9. De rechtbank overweegt dat Dienst Toeslagen op de zitting van 22 september 2025 nader heeft toegelicht dat het niet juist is dat de hardheidsclausule vrijwel nooit wordt toegepast wanneer sprake is van een termijnoverschrijding. Dienst Toeslagen heeft hier naar aanleiding van de uitspraak van de rechtbank Limburg onderzoek naar gedaan en daaruit is gebleken dat 38% van de te late aanmeldingen alsnog in behandeling is genomen met toepassing van de hardheidsclausule. Het gaat dan bijvoorbeeld om schrijnende situaties met ernstige medische omstandigheden of een gezin met zware zorgtaken voor meerdere kinderen.
10. De rechtbank overweegt verder dat in de zaak van de rechtbank Limburg medische omstandigheden een rol speelden en die rechtbank van belang heeft geacht dat sprake was van een taalbarrière. Daarvan is in het geval van eiseres geen sprake. Haar situatie is evenmin vergelijkbaar met de situaties zoals beschreven in de uitspraken van de rechtbank Amsterdam. Haar beroep op deze uitspraken slaagt daarom niet.
11. De rechtbank komt tot het oordeel dat strikte toepassing van de aanmeldtermijn in het geval van eiseres niet leidt tot een onbillijkheid van overwegende aard.

Conclusie en gevolgen

12. Het beroep is ongegrond. Dat betekent dat Dienst Toeslagen de aanvraag van eiseres niet in behandeling hoeft te nemen. Eiseres krijgt daarom het griffierecht niet terug. Zij krijgt ook geen vergoeding van haar proceskosten.

Beslissing

De rechtbank verklaart beroep ongegrond.
Deze uitspraak is gedaan door mr. I. Helmich, rechter, in aanwezigheid van mr.

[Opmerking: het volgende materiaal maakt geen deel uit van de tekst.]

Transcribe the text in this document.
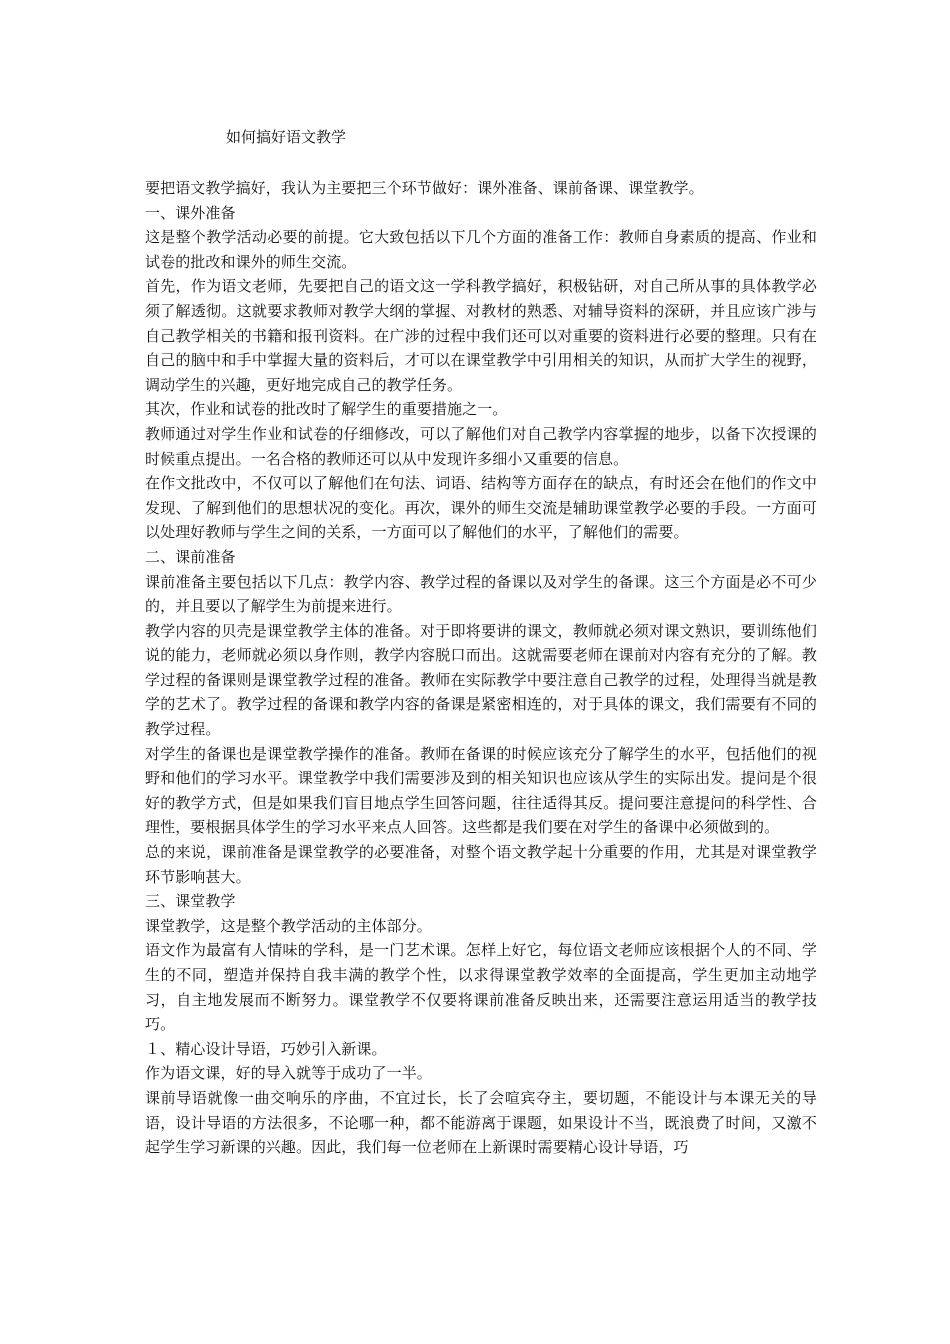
如何搞好语文教学

要把语文教学搞好，我认为主要把三个环节做好：课外准备、课前备课、课堂教学。

一、课外准备

这是整个教学活动必要的前提。它大致包括以下几个方面的准备工作：教师自身素质的提高、作业和试卷的批改和课外的师生交流。

首先，作为语文老师，先要把自己的语文这一学科教学搞好，积极钻研，对自己所从事的具体教学必须了解透彻。这就要求教师对教学大纲的掌握、对教材的熟悉、对辅导资料的深研，并且应该广涉与自己教学相关的书籍和报刊资料。在广涉的过程中我们还可以对重要的资料进行必要的整理。只有在自己的脑中和手中掌握大量的资料后，才可以在课堂教学中引用相关的知识，从而扩大学生的视野，调动学生的兴趣，更好地完成自己的教学任务。

其次，作业和试卷的批改时了解学生的重要措施之一。

教师通过对学生作业和试卷的仔细修改，可以了解他们对自己教学内容掌握的地步，以备下次授课的时候重点提出。一名合格的教师还可以从中发现许多细小又重要的信息。

在作文批改中，不仅可以了解他们在句法、词语、结构等方面存在的缺点，有时还会在他们的作文中发现、了解到他们的思想状况的变化。再次，课外的师生交流是辅助课堂教学必要的手段。一方面可以处理好教师与学生之间的关系，一方面可以了解他们的水平，了解他们的需要。

二、课前准备

课前准备主要包括以下几点：教学内容、教学过程的备课以及对学生的备课。这三个方面是必不可少的，并且要以了解学生为前提来进行。

教学内容的贝壳是课堂教学主体的准备。对于即将要讲的课文，教师就必须对课文熟识，要训练他们说的能力，老师就必须以身作则，教学内容脱口而出。这就需要老师在课前对内容有充分的了解。教学过程的备课则是课堂教学过程的准备。教师在实际教学中要注意自己教学的过程，处理得当就是教学的艺术了。教学过程的备课和教学内容的备课是紧密相连的，对于具体的课文，我们需要有不同的教学过程。

对学生的备课也是课堂教学操作的准备。教师在备课的时候应该充分了解学生的水平，包括他们的视野和他们的学习水平。课堂教学中我们需要涉及到的相关知识也应该从学生的实际出发。提问是个很好的教学方式，但是如果我们盲目地点学生回答问题，往往适得其反。提问要注意提问的科学性、合理性，要根据具体学生的学习水平来点人回答。这些都是我们要在对学生的备课中必须做到的。

总的来说，课前准备是课堂教学的必要准备，对整个语文教学起十分重要的作用，尤其是对课堂教学环节影响甚大。

三、课堂教学

课堂教学，这是整个教学活动的主体部分。

语文作为最富有人情味的学科，是一门艺术课。怎样上好它，每位语文老师应该根据个人的不同、学生的不同，塑造并保持自我丰满的教学个性，以求得课堂教学效率的全面提高，学生更加主动地学习，自主地发展而不断努力。课堂教学不仅要将课前准备反映出来，还需要注意运用适当的教学技巧。

１、精心设计导语，巧妙引入新课。

作为语文课，好的导入就等于成功了一半。

课前导语就像一曲交响乐的序曲，不宜过长，长了会喧宾夺主，要切题，不能设计与本课无关的导语，设计导语的方法很多，不论哪一种，都不能游离于课题，如果设计不当，既浪费了时间，又激不起学生学习新课的兴趣。因此，我们每一位老师在上新课时需要精心设计导语，巧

M.L. Bressers, griffier.
Uitgesproken in het openbaar op 10 oktober 2025.
griffier
rechter
Een afschrift van deze uitspraak is verzonden aan partijen op:

Informatie over hoger beroep

Een partij die het niet eens is met deze uitspraak, kan een hogerberoepschrift sturen naar de Afdeling bestuursrechtspraak van de Raad van State waarin wordt uitgelegd waarom deze partij het niet eens is met deze uitspraak. Het hogerberoepschrift moet worden ingediend binnen zes weken na de dag waarop deze uitspraak is verzonden. Kan de indiener de behandeling van het hoger beroep niet afwachten, omdat de zaak spoed heeft, dan kan de indiener de voorzieningenrechter van de Afdeling bestuursrechtspraak van de Raad van State vragen om een voorlopige voorziening (een tijdelijke maatregel) te treffen.

Voetnoten

1.Brief van de staatssecretaris van Financiën, Toeslagen en Douane van 24 november 2023.
2.Zie de uitspraken van 12 februari 2025, ECLI:NL:RVS:2025:456, 12 maart 2025, ECLI:NL:RVS:2025:1004 en 2 april 2025, ECLI:NL:RVS:2025:1435.